When Bing revealed its AI-chat as part of its search results, it included robust direction to sources of the information. First, a searcher can hover over a segment of the answer, then click to the source of the content (when there is more than one source, the options appear, and the user can click their choice). Second, every piece of information is annotated with a superscript, and the notes (with links to sites!) are at the bottom.
Big picture: This is a really good thing. It means that AI-generated content is directing users to high quality publisher created, (highly likely) human generated content.
So traffic to quality content from Bing’s SERP will not evaporate. The fact that Bing (and Microsoft) is a thought leader in this area also means it has the potential to set a precedent for other uses of AI-integrated search engine experiences.
Takeaway 2: Google has a history of valuing high quality content, but we are still waiting to see how Google’s AI chat “Bard” directs traffic to source content.
Let’s be honest: It’s great that Bing is acting as a helpful thought leader in the SERP AI-content space, but what about Google, which provides the vast majority of traffic to content from its SERPs?
Although Google announced its AI chat function “Bard” in February, it honestly still looks like wet paint. In comparison to Bing, they were definitely scrambling. So to prepare for the future, we are really looking at Google’s m.o. for treating content in the past and the early versions of Bard.
First: Google’s m.o.: In the past, Google has time and time again worked to elevate high quality content. Specifically, content that demonstrates the qualities of expertise, experience, authoritativeness, and trustworthiness. They re-iterate this commitment to this type of content in their blog “Google Search's guidance about AI-generated content”.
So that should provide some hope for content creators and is a point in favor of investing in high quality content for the good of SEO.

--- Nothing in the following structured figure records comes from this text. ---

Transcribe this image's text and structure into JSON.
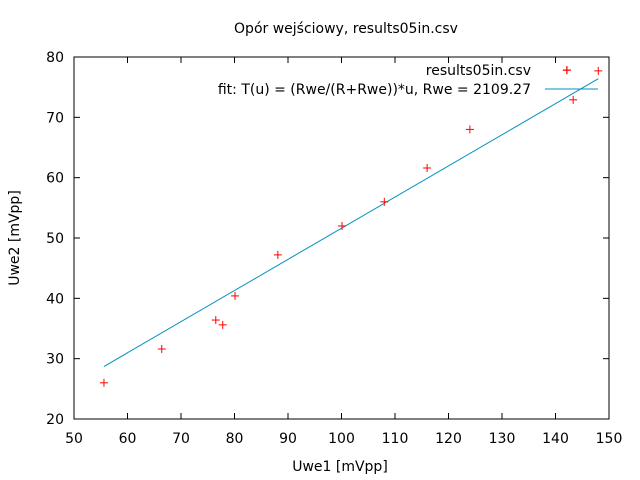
{
  "chart_data": {
    "type": "scatter",
    "title": "Opór wejściowy, results05in.csv",
    "xlabel": "Uwe1 [mVpp]",
    "ylabel": "Uwe2 [mVpp]",
    "xlim": [
      50,
      150
    ],
    "ylim": [
      20,
      80
    ],
    "xticks": [
      50,
      60,
      70,
      80,
      90,
      100,
      110,
      120,
      130,
      140,
      150
    ],
    "yticks": [
      20,
      30,
      40,
      50,
      60,
      70,
      80
    ],
    "grid": false,
    "legend_position": "top-right",
    "series": [
      {
        "name": "results05in.csv",
        "type": "scatter",
        "marker": "+",
        "color": "#ff0000",
        "points": [
          {
            "x": 55.6,
            "y": 26.0
          },
          {
            "x": 66.4,
            "y": 31.6
          },
          {
            "x": 76.5,
            "y": 36.4
          },
          {
            "x": 77.8,
            "y": 35.6
          },
          {
            "x": 80.1,
            "y": 40.4
          },
          {
            "x": 88.1,
            "y": 47.2
          },
          {
            "x": 100.1,
            "y": 52.0
          },
          {
            "x": 108.0,
            "y": 56.0
          },
          {
            "x": 116.0,
            "y": 61.6
          },
          {
            "x": 124.0,
            "y": 68.0
          },
          {
            "x": 142.1,
            "y": 77.8
          },
          {
            "x": 143.3,
            "y": 72.9
          },
          {
            "x": 148.0,
            "y": 77.7
          }
        ]
      },
      {
        "name": "fit: T(u) = (Rwe/(R+Rwe))*u, Rwe = 2109.27",
        "type": "line",
        "color": "#0090c0",
        "points": [
          {
            "x": 55.6,
            "y": 28.7
          },
          {
            "x": 148.0,
            "y": 76.4
          }
        ]
      }
    ]
  }
}
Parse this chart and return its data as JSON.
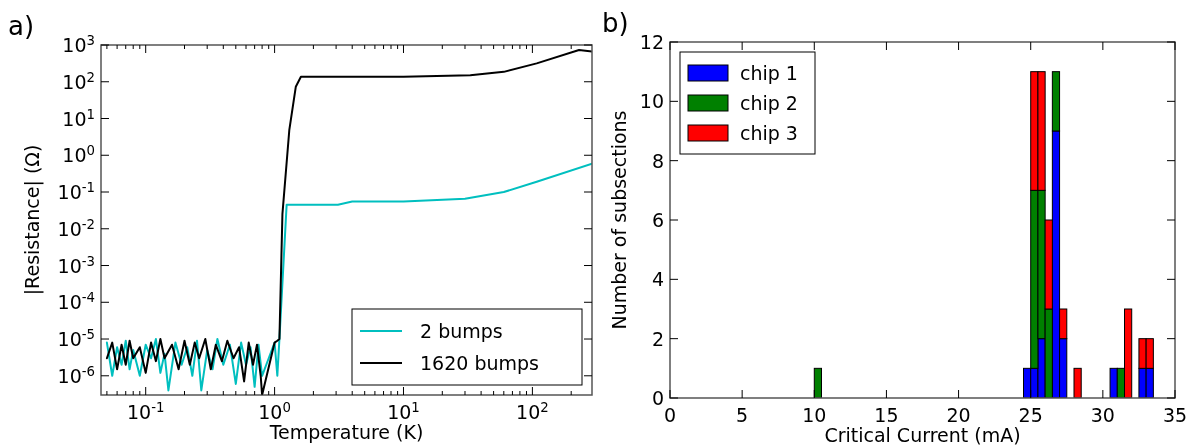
{
  "chart_data": [
    {
      "type": "line",
      "annotations": [
        "a)"
      ],
      "xlabel": "Temperature (K)",
      "ylabel": "|Resistance| (Ω)",
      "log": "xy",
      "xlim": [
        0.045,
        290
      ],
      "ylim": [
        3e-07,
        1000
      ],
      "xticks": [
        {
          "value": 0.1,
          "label": "10$^{-1}$"
        },
        {
          "value": 1,
          "label": "10$^{0}$"
        },
        {
          "value": 10,
          "label": "10$^{1}$"
        },
        {
          "value": 100,
          "label": "10$^{2}$"
        },
        {
          "value": 0.05,
          "label": null
        },
        {
          "value": 0.06,
          "label": null
        },
        {
          "value": 0.07,
          "label": null
        },
        {
          "value": 0.08,
          "label": null
        },
        {
          "value": 0.09,
          "label": null
        },
        {
          "value": 0.2,
          "label": null
        },
        {
          "value": 0.3,
          "label": null
        },
        {
          "value": 0.4,
          "label": null
        },
        {
          "value": 0.5,
          "label": null
        },
        {
          "value": 0.6,
          "label": null
        },
        {
          "value": 0.7,
          "label": null
        },
        {
          "value": 0.8,
          "label": null
        },
        {
          "value": 0.9,
          "label": null
        },
        {
          "value": 2,
          "label": null
        },
        {
          "value": 3,
          "label": null
        },
        {
          "value": 4,
          "label": null
        },
        {
          "value": 5,
          "label": null
        },
        {
          "value": 6,
          "label": null
        },
        {
          "value": 7,
          "label": null
        },
        {
          "value": 8,
          "label": null
        },
        {
          "value": 9,
          "label": null
        },
        {
          "value": 20,
          "label": null
        },
        {
          "value": 30,
          "label": null
        },
        {
          "value": 40,
          "label": null
        },
        {
          "value": 50,
          "label": null
        },
        {
          "value": 60,
          "label": null
        },
        {
          "value": 70,
          "label": null
        },
        {
          "value": 80,
          "label": null
        },
        {
          "value": 90,
          "label": null
        },
        {
          "value": 200,
          "label": null
        }
      ],
      "yticks": [
        {
          "value": 1e-06,
          "label": "10$^{-6}$"
        },
        {
          "value": 1e-05,
          "label": "10$^{-5}$"
        },
        {
          "value": 0.0001,
          "label": "10$^{-4}$"
        },
        {
          "value": 0.001,
          "label": "10$^{-3}$"
        },
        {
          "value": 0.01,
          "label": "10$^{-2}$"
        },
        {
          "value": 0.1,
          "label": "10$^{-1}$"
        },
        {
          "value": 1,
          "label": "10$^{0}$"
        },
        {
          "value": 10,
          "label": "10$^{1}$"
        },
        {
          "value": 100,
          "label": "10$^{2}$"
        },
        {
          "value": 1000,
          "label": "10$^{3}$"
        }
      ],
      "legend": "bottom right",
      "series": [
        {
          "name": "2 bumps",
          "color": "#00bfbf",
          "x": [
            0.05,
            0.055,
            0.06,
            0.065,
            0.07,
            0.075,
            0.08,
            0.09,
            0.1,
            0.11,
            0.12,
            0.13,
            0.14,
            0.15,
            0.17,
            0.19,
            0.21,
            0.23,
            0.25,
            0.27,
            0.3,
            0.33,
            0.36,
            0.4,
            0.45,
            0.5,
            0.55,
            0.6,
            0.65,
            0.7,
            0.75,
            0.8,
            0.9,
            1.0,
            1.05,
            1.09,
            1.24,
            3.1,
            4,
            10,
            30,
            60,
            108,
            290
          ],
          "values": [
            8e-06,
            1e-06,
            6e-06,
            2e-06,
            9e-06,
            1.5e-06,
            5e-06,
            1e-06,
            7e-06,
            3e-06,
            1e-05,
            1.2e-06,
            4e-06,
            4e-07,
            8e-06,
            2e-06,
            6e-06,
            1e-06,
            9e-06,
            4e-07,
            5e-06,
            1.5e-06,
            1e-05,
            2e-06,
            7e-06,
            6e-07,
            8e-06,
            2e-06,
            6e-06,
            5e-07,
            7e-06,
            1e-06,
            3e-06,
            8e-06,
            1e-06,
            1e-05,
            0.045,
            0.045,
            0.055,
            0.055,
            0.066,
            0.1,
            0.19,
            0.59
          ]
        },
        {
          "name": "1620 bumps",
          "color": "#000000",
          "x": [
            0.05,
            0.055,
            0.06,
            0.065,
            0.07,
            0.075,
            0.08,
            0.09,
            0.1,
            0.11,
            0.12,
            0.13,
            0.14,
            0.16,
            0.18,
            0.2,
            0.22,
            0.24,
            0.26,
            0.29,
            0.32,
            0.35,
            0.39,
            0.43,
            0.48,
            0.53,
            0.58,
            0.63,
            0.68,
            0.73,
            0.78,
            0.8,
            1.0,
            1.05,
            1.09,
            1.15,
            1.3,
            1.46,
            1.6,
            10,
            33,
            60,
            108,
            230,
            290
          ],
          "values": [
            3e-06,
            8e-06,
            1.5e-06,
            7e-06,
            2e-06,
            9e-06,
            3e-06,
            6e-06,
            1.2e-06,
            8e-06,
            2.5e-06,
            1e-05,
            3e-06,
            7e-06,
            1.5e-06,
            9e-06,
            2e-06,
            8e-06,
            3e-06,
            1e-05,
            1.5e-06,
            7e-06,
            2.5e-06,
            9e-06,
            3e-06,
            6e-06,
            7e-07,
            8e-06,
            2e-06,
            7e-06,
            1e-06,
            3e-07,
            8e-06,
            9e-06,
            1e-05,
            0.025,
            4.8,
            73,
            137,
            137,
            150,
            186,
            316,
            730,
            660
          ]
        }
      ]
    },
    {
      "type": "bar",
      "annotations": [
        "b)"
      ],
      "xlabel": "Critical Current (mA)",
      "ylabel": "Number of subsections",
      "stacked": true,
      "xlim": [
        0,
        35
      ],
      "ylim": [
        0,
        12
      ],
      "xticks": [
        0,
        5,
        10,
        15,
        20,
        25,
        30,
        35
      ],
      "yticks": [
        0,
        2,
        4,
        6,
        8,
        10,
        12
      ],
      "legend": "top left",
      "x": [
        10.25,
        24.75,
        25.25,
        25.75,
        26.25,
        26.75,
        27.25,
        28.25,
        30.75,
        31.25,
        31.75,
        32.75,
        33.25
      ],
      "series": [
        {
          "name": "chip 1",
          "color": "#0000ff",
          "values": [
            0,
            1,
            1,
            2,
            0,
            9,
            2,
            0,
            1,
            0,
            0,
            1,
            1
          ]
        },
        {
          "name": "chip 2",
          "color": "#008000",
          "values": [
            1,
            0,
            6,
            5,
            3,
            2,
            0,
            0,
            0,
            1,
            0,
            0,
            0
          ]
        },
        {
          "name": "chip 3",
          "color": "#ff0000",
          "values": [
            0,
            0,
            4,
            4,
            3,
            0,
            1,
            1,
            0,
            0,
            3,
            1,
            1
          ]
        }
      ]
    }
  ]
}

Second, the early versions of Bard: When it first launched, Bard (Google’s AI chat) was not citing sources or directing users to source content. Which is legitimately disturbing. There were listings under a “Read more” heading, but that is really small potatoes.
Google got a lot of backlash for this. So there is good reason to think that they will direct more traffic to high quality content in the future. Should we still keep a very close eye on this? Absolutely. There is good reason to think links (citations) will be devalued to some degree. But we don’t need to start shutting down our content shops yet.
Takeaway 3: Stay curious about changes, adapt, and keep writing.
SEO has never been a stagnant formula. It has changed at a rapid pace since the rise of search engines, and we will always need to change with it. But the ultimate goal for search engines has always been to answer searchers’ questions in a helpful way.
And in order to do that, there needs to be high quality content.
As AI-integrated search engine technology develops, we may find more useful approaches to creating or presenting high quality content, but the need for high quality content will not evaporate.
In fact, one of the biggest short-term concerns with AI-generated content is presenting nonsensical answers out of context. The AI-generated content will improve, of course, but for now many people will be looking to source content to verify the value of AI-generated content.
So as AI-integrated search content continues to develop, take a big, deep breath. You shouldn’t give up now on producing content that answers your audience’s questions and meets their needs. But you should stay curious and adapt your SEO content strategy to changes as they unfold.